La rigenerazione non è una rappresentazione soltanto ma un libro sul palcoscenico, che si deve “leggere” tra le righe del discorso, proprio come se fossimo alle prese con “La coscienza di Zeno” e con i suoi caratteri femminili contrapposti all’inettitudine più o meno dichiarata del protagonista. Nello Mascia affiancato da un grandissimo Massimo De Matteo (lui sì veramente ringiovanito per l’occasione) riportano la commedia alle questioni esistenziali di oggi: l’età che avanza, la solitudine, la fragilità emotiva di fronte alle gabbie di un’esistenza borghese.
La casa in stile anni Trenta ricostruita sul palco del Bellini da Luigi Ferrigno ed esaltata dalle luci di Cesare Accetta restituisce immediatamente la scelta registica di Valerio Santoro, che riesce a delineare i suoi personaggi nevrotici e furbetti con limpidezza e senza alcuno scivolone, come dicevamo, nel macchiettismo un po’ retrò. Anzi è una certa raffinatezza medio borghese (vestita elegantemente dai costumi di Dora Argento) che pervade tutto il testo, rimandando all’idea di una vita affrontata con superficialità e senza troppi drammi, sebbene la pièce si apra con il dialogo sul lutto che ha colpito la famiglia, ovverosia la morte del “povero Valentino”, marito brutto, anzi bruttissimo, della figlia di Chierici, Emma, interpretata da una bravissima Roberta Caronia.

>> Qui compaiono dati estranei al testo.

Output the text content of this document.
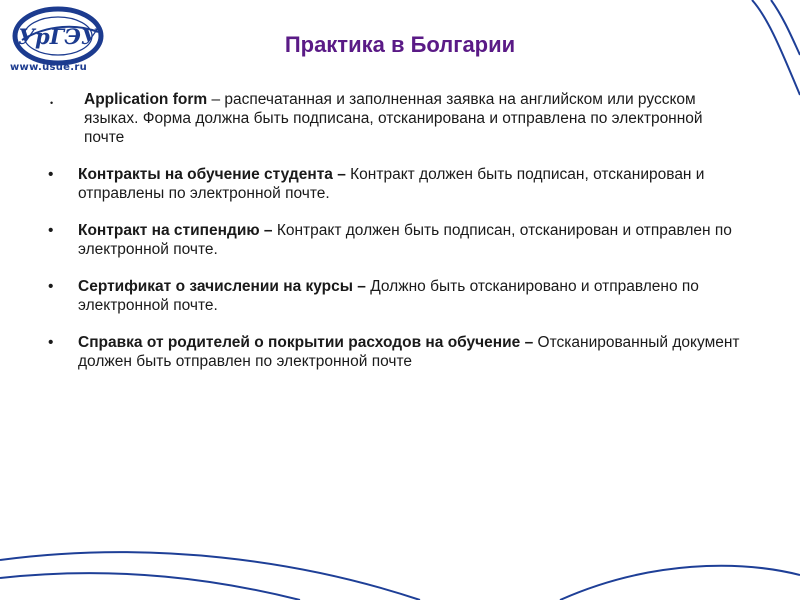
УрГЭУ
www.usue.ru
Практика в Болгарии
• Application form – распечатанная и заполненная заявка на английском или русском языках. Форма должна быть подписана, отсканирована и отправлена по электронной почте
• Контракты на обучение студента – Контракт должен быть подписан, отсканирован и отправлены по электронной почте.
• Контракт на стипендию – Контракт должен быть подписан, отсканирован и отправлен по электронной почте.
• Сертификат о зачислении на курсы – Должно быть отсканировано и отправлено по электронной почте.
• Справка от родителей о покрытии расходов на обучение – Отсканированный документ должен быть отправлен по электронной почте
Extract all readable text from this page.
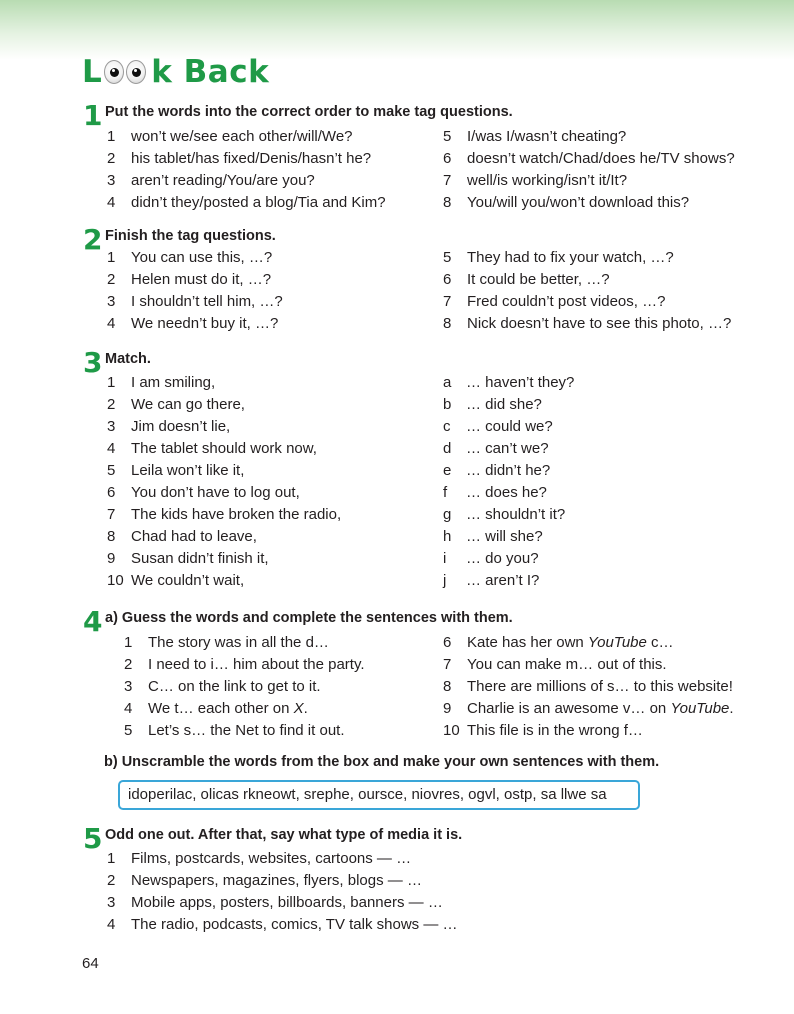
L k Back
1 Put the words into the correct order to make tag questions.
1 won’t we/see each other/will/We?
2 his tablet/has fixed/Denis/hasn’t he?
3 aren’t reading/You/are you?
4 didn’t they/posted a blog/Tia and Kim?
5 I/was I/wasn’t cheating?
6 doesn’t watch/Chad/does he/TV shows?
7 well/is working/isn’t it/It?
8 You/will you/won’t download this?
2 Finish the tag questions.
1 You can use this, …?
2 Helen must do it, …?
3 I shouldn’t tell him, …?
4 We needn’t buy it, …?
5 They had to fix your watch, …?
6 It could be better, …?
7 Fred couldn’t post videos, …?
8 Nick doesn’t have to see this photo, …?
3 Match.
1 I am smiling,
2 We can go there,
3 Jim doesn’t lie,
4 The tablet should work now,
5 Leila won’t like it,
6 You don’t have to log out,
7 The kids have broken the radio,
8 Chad had to leave,
9 Susan didn’t finish it,
10 We couldn’t wait,
a … haven’t they?
b … did she?
c … could we?
d … can’t we?
e … didn’t he?
f … does he?
g … shouldn’t it?
h … will she?
i … do you?
j … aren’t I?
4 a) Guess the words and complete the sentences with them.
1 The story was in all the d…
2 I need to i… him about the party.
3 C… on the link to get to it.
4 We t… each other on X.
5 Let’s s… the Net to find it out.
6 Kate has her own YouTube c…
7 You can make m… out of this.
8 There are millions of s… to this website!
9 Charlie is an awesome v… on YouTube.
10 This file is in the wrong f…
b) Unscramble the words from the box and make your own sentences with them.
idoperilac, olicas rkneowt, srephe, oursce, niovres, ogvl, ostp, sa llwe sa
5 Odd one out. After that, say what type of media it is.
1 Films, postcards, websites, cartoons — …
2 Newspapers, magazines, flyers, blogs — …
3 Mobile apps, posters, billboards, banners — …
4 The radio, podcasts, comics, TV talk shows — …
64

Ed è con lei, la vedova inconsolabile che rivendica il suo status di donna indipendente e libera, e con la cameriera Rita (Alice Fazzi) che la pièce prende un’altra piega e devia dal tema della giovinezza perduta a quello dell’autodeterminazione della donna, che non si accontenta di essere corteggiata o desiderata (da Enrico (De Matteo, disposto a fare da carta da parati, pur di averla), ma vuole dire la sua. Il dramma delle questioni importanti che Svevo mette in campo – ci sono anche la gelosia, la lotta di classe servo/padrone , (bravo anche Nicolò Prestigiacomo nei panni dello chauffeur fidanzato di Rita e in piena scalata sociale), la malattia e la demenza senile – sfuma nel grottesco, e forse il carattere che meglio rende il tono della pièce è quello della la moglie di Chierici, interpretata da Matilde Piana. Lei parla per frasi fatte, prende tutto con levità, è una gattamorta di inizio Novecento che sa come stare al mondo.